By: Michael Madavi
Artist: Zenlo
Title: Skelethal Antics
Label: Porter Records
Genre: Psychedelic Rock : Progressive Rock
Release Date: 3.17.09
UPC: 656605959122
Territories: World
Well, you wanted something unique, something all of your friends hadn’t heard before, something … beyond. Enter Zenlo, a mysterious and unknown experimental artist from yesteryear. His album Skelethal Antics is being released by Porter Records for the first time since its 1983 recording. Eclectic, uninhibited, and generally strange, the album is virtually incomparable. While it houses a lot of its basic instrumentation in psychedelic rock and krautrock experimentation, this really can’t be lumped into any genre except “experimental”. All of the tracks are improvisational (noise fans rejoice!) and recorded on the first take. Zenlo, or Napoleon Camassa, recorded each song based on some inspiration he had in the moment, ranging from William Blake’s hallucinations in the 1800’s to the infamous Guy Fawkes gunpowder plot. They range in sonic stylings from the 8-bit driving soundtrack “At A German Fun Fair” to the delayed, reverbed, droning saxophone in “War Prayer,” a eulogy for the Hiroshima bombings that sounds eerily like an air-raid siren.
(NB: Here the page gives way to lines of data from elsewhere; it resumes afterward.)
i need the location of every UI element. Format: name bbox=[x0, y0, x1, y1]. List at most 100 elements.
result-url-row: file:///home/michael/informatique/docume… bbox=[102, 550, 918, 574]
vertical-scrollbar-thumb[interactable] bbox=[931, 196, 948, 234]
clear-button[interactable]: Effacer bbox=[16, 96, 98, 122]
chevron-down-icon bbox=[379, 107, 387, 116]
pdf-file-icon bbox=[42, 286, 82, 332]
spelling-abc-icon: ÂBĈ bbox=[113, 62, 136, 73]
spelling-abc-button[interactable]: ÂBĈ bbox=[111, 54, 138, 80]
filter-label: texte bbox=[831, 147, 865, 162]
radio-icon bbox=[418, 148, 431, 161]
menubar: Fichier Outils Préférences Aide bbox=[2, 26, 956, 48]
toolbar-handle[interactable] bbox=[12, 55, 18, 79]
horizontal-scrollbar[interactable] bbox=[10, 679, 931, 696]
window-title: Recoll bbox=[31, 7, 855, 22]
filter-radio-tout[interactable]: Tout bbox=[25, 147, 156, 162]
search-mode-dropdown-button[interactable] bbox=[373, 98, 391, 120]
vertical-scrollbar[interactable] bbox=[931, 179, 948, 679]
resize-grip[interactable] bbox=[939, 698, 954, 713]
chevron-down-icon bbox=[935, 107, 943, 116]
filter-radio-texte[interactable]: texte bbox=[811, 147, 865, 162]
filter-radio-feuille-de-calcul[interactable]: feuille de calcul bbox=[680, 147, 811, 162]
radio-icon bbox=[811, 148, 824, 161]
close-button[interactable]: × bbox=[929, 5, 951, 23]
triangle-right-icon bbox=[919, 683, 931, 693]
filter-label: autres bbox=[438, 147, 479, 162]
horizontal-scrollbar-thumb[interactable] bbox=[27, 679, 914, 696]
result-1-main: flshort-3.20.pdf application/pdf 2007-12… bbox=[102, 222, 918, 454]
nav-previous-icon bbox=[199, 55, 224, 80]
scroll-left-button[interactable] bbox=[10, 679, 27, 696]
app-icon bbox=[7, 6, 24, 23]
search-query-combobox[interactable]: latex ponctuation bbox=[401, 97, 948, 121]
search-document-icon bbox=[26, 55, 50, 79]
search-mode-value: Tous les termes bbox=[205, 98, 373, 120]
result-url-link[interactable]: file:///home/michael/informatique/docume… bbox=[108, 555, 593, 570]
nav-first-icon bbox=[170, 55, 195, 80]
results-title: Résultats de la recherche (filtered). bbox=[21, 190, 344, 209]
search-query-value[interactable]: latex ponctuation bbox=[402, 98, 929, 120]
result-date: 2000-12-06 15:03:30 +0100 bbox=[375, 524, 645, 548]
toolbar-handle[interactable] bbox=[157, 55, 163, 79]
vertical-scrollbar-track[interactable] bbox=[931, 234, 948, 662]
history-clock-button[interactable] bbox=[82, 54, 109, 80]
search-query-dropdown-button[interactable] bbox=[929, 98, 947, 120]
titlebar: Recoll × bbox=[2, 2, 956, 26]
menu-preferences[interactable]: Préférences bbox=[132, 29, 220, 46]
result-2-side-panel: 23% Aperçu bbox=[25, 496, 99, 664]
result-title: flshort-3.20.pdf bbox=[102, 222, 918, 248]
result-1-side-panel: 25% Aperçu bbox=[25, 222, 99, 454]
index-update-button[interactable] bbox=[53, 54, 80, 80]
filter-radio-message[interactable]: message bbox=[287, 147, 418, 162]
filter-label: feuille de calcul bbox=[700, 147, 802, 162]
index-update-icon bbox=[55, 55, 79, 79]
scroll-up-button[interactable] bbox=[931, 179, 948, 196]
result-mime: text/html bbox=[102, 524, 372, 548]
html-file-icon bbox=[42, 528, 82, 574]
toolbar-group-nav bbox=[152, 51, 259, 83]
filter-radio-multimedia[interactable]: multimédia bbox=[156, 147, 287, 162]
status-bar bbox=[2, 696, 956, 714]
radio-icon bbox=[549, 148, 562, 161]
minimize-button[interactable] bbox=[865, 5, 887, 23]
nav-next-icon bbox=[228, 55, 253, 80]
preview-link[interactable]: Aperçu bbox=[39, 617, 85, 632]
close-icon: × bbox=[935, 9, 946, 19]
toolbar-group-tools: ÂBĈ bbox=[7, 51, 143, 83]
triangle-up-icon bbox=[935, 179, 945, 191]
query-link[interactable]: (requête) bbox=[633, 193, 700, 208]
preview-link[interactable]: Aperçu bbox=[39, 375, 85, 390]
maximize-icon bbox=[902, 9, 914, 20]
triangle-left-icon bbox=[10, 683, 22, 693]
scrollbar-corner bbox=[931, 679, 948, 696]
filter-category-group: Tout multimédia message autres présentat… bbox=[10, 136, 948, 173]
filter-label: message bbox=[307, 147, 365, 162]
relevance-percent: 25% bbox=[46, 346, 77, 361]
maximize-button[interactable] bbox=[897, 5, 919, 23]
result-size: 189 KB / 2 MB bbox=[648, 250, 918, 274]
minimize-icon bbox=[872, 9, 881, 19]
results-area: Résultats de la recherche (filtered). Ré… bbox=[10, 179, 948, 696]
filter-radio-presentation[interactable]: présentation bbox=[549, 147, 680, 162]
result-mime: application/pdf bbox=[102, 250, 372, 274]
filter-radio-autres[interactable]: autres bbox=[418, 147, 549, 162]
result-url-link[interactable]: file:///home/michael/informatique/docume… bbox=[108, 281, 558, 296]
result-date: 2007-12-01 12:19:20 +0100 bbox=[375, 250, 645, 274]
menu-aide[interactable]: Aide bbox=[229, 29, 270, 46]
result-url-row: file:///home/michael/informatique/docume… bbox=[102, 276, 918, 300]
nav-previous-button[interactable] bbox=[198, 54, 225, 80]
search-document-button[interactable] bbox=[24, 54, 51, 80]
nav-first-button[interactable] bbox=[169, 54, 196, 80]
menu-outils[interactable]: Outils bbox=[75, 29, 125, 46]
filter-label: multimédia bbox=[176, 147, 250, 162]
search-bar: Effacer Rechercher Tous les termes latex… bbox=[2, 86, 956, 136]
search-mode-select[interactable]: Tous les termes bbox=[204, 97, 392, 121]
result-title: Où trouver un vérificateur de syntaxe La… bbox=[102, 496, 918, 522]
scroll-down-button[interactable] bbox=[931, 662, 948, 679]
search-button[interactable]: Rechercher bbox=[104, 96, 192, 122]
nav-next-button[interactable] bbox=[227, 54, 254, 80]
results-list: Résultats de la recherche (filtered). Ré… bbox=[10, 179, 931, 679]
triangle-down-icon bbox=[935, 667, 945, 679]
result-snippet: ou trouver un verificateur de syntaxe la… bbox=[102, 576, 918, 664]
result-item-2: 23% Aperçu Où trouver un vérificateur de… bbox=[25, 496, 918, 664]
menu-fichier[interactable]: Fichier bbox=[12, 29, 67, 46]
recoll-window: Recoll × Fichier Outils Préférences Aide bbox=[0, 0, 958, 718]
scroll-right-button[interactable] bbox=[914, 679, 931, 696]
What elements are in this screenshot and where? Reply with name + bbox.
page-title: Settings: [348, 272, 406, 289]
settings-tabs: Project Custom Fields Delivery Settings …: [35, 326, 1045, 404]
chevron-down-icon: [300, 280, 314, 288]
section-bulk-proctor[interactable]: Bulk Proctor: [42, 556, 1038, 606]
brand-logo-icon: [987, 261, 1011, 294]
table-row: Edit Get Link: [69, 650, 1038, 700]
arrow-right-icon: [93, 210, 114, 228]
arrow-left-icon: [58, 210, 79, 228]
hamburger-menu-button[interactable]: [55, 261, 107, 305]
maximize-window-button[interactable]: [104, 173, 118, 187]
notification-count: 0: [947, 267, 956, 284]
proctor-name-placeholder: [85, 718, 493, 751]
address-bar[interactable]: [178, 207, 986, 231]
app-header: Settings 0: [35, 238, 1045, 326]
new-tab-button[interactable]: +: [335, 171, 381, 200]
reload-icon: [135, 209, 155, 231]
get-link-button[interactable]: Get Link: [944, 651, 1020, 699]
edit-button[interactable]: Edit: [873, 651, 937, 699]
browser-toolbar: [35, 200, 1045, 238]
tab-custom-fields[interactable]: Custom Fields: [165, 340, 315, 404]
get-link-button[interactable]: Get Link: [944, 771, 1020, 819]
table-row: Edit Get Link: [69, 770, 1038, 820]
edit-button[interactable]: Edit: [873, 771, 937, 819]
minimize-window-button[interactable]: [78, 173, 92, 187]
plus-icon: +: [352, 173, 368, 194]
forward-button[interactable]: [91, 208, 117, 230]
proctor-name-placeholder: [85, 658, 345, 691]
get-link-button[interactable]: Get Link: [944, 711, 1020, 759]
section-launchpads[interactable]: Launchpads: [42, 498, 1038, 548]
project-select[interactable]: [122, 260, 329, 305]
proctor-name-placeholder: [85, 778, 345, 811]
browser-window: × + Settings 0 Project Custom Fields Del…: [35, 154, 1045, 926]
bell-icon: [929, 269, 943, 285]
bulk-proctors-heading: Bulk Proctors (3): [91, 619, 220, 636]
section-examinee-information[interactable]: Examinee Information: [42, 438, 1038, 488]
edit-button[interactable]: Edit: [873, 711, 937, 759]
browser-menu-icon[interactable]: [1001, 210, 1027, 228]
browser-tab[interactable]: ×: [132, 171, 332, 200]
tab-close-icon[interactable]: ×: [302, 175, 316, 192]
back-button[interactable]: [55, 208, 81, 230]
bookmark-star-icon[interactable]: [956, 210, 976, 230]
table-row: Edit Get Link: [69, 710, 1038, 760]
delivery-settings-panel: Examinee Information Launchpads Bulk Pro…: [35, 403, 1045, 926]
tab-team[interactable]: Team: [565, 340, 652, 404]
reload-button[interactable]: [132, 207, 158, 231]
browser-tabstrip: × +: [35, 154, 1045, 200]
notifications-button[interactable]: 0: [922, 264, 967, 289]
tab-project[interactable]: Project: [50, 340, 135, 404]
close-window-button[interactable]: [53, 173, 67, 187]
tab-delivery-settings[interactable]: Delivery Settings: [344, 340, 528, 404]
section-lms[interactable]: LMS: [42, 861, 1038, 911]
The album’s final track, “Remote Viewing,” is a tribute to the sunset of the industrial age; it has a sweet, gentle piano gently washing up in the track’s background while a high-pitched electronic whistling (pretty-much the stereotypical UFO noise) causes a strong juxtaposition between the gentle and the weird. Not much is known about who Zenlo is, other than he is Italian, lives in London, played in various psych and experimental bands in the 60’s and 70’s (but we couldn’t tell you which ones), is in his 50’s and has a family, and that he claims to be “Zenlo the Comet,” literally a comet flying through space. His traces are scattered and few, most of which end up becoming more misleading than the last. He does still write poetry, which is available on his Myspace, but no music seems to have spawned from his 80’s project. Overall the album is definitely unusual, unique, and other-worldly. If you’re feeling like taking a trip, check out Skelethal Antics on its March 17th release.